Seumur hidup, ini pertama kalinya Bebi tidur seranjang dengan cowok yang notabene gak ada hubungan darah dengannya. Antara dirinya dan Albercio cuma sebatas hubungan atasan dan bawahan, dan Bebi terpaksa menuruti perintah Albercio yang tadi malam sempet terbangun lalu menyuruhnya pindah tidur ke kasur yang sama dengannya.
Walopun dalam hati kecilnya ada sesuatu yang mengganjal, tapi tanpa sadar Bebi mengembangkan senyum samarnya sambil mengulurkan tangannya menyentuh kening Albercio, lalu menghela nafas lega karna demam cowok itu bener-bener udah turun.

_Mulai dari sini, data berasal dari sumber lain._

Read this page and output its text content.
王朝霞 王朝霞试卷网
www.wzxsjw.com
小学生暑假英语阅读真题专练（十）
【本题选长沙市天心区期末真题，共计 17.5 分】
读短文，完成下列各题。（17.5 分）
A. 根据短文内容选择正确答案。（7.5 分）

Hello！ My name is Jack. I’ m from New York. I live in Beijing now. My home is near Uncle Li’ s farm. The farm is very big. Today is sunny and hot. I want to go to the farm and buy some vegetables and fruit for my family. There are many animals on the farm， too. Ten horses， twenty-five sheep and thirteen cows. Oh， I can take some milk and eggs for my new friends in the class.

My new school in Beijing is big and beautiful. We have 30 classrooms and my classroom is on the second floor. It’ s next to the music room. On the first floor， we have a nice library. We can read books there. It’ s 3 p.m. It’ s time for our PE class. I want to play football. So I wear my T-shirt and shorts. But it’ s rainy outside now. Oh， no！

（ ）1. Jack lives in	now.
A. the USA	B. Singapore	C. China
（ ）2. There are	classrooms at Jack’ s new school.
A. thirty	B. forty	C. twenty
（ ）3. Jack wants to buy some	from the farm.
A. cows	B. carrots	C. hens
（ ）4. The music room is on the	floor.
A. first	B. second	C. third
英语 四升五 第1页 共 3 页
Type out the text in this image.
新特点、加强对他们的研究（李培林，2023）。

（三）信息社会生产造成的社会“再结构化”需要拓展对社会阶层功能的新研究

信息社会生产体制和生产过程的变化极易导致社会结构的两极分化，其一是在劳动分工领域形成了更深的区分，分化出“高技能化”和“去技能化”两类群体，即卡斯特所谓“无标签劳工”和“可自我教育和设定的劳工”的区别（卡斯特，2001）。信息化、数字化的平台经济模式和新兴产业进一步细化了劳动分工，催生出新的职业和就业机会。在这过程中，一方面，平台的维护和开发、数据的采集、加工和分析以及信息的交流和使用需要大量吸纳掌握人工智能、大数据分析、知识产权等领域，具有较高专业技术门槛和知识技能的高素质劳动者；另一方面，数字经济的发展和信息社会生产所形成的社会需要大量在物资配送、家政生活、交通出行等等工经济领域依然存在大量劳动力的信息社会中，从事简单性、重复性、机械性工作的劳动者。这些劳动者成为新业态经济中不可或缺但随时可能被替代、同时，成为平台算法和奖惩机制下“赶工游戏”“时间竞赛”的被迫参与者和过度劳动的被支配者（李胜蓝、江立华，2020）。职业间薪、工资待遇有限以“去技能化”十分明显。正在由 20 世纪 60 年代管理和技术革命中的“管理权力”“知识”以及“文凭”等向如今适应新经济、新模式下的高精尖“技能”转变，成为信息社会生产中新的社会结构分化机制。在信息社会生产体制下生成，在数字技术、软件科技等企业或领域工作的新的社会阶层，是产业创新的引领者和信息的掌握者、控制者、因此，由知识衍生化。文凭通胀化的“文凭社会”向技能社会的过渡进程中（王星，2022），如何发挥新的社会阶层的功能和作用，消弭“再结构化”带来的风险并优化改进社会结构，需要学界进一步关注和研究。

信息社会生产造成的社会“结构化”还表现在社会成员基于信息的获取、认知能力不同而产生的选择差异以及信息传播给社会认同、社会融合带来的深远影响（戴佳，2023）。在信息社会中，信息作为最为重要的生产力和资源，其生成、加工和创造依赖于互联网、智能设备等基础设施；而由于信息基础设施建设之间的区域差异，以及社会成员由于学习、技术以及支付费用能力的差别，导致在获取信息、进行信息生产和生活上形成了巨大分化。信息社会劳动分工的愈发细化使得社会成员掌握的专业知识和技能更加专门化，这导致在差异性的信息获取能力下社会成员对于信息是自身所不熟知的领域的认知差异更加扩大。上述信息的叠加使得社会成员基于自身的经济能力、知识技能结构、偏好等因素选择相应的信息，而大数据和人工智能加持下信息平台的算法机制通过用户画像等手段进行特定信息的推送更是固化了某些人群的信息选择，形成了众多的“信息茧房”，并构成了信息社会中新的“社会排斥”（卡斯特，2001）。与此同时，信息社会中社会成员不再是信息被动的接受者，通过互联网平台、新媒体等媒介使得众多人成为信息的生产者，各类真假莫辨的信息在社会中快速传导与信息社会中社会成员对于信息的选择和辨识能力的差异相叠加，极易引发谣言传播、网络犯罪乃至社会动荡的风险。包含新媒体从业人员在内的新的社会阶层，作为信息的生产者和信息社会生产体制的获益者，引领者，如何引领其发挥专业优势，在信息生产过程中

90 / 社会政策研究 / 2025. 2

Gak lama, Albercio membuka matanya dan keningnya berkerut. Walopun bukan yang pertama kali tidur seranjang dengan cewek, tapi kali ini Albercio merasakan ada yang lain. Apalagi wajah polos Bebi yang apa adanya lengkap dengan seutas senyum samar yang masih mengembang menghiasi wajahnya.
"Morning, Al.", sapa Bebi. "Demam lo udah turun. Kalo lo masih ngerasa gak enak badan, istirahat aja. Nanti gue cari info dokter yang bisa home visit di sini."
Albercio menggeleng. Wajah datarnya udah kembali seperti biasa. "Gak usah. Saya udah mendingan kok."
"Yakin?"
"Kenapa sih kamu gak percayaan? Kalo saya bilang udah mendingan ya berarti saya emang udah mendingan.", sahut Albercio pelan. "Hari ini kamu mau kemana?"
"Kenapa emangnya?"
"Hari ini kamu mau kemana?", Albercio mengulang pertanyaannya.
"Gue kan sekretaris lo, Al. Ya gue ngikut kemana aja lo pergi."
"Kalo gitu, saya mau ke kamar mandi. Mau ikut?"
Bebi memukul pelan lengan Albercio. "Jangan ngaco pagi-pagi."
"Omongan kamu gak konsisten. Tadi katanya ikut kemana aja saya pergi. Lah saya mau ke kamar mandi, kamu gak mau ikut."
"Ya itu ngaco namanya. Ngapain gue mesti ikut lo ke kamar mandi?"
"Nyabunin saya."
"Dih .. ogah!" Bebi beringsut bangun lalu menjejakan kakinya ke lantai dan berjalan ke arah meja rias untuk menguncir rambut panjangnya. "Lo mau mandi duluan, ato gue yang mandi duluan?"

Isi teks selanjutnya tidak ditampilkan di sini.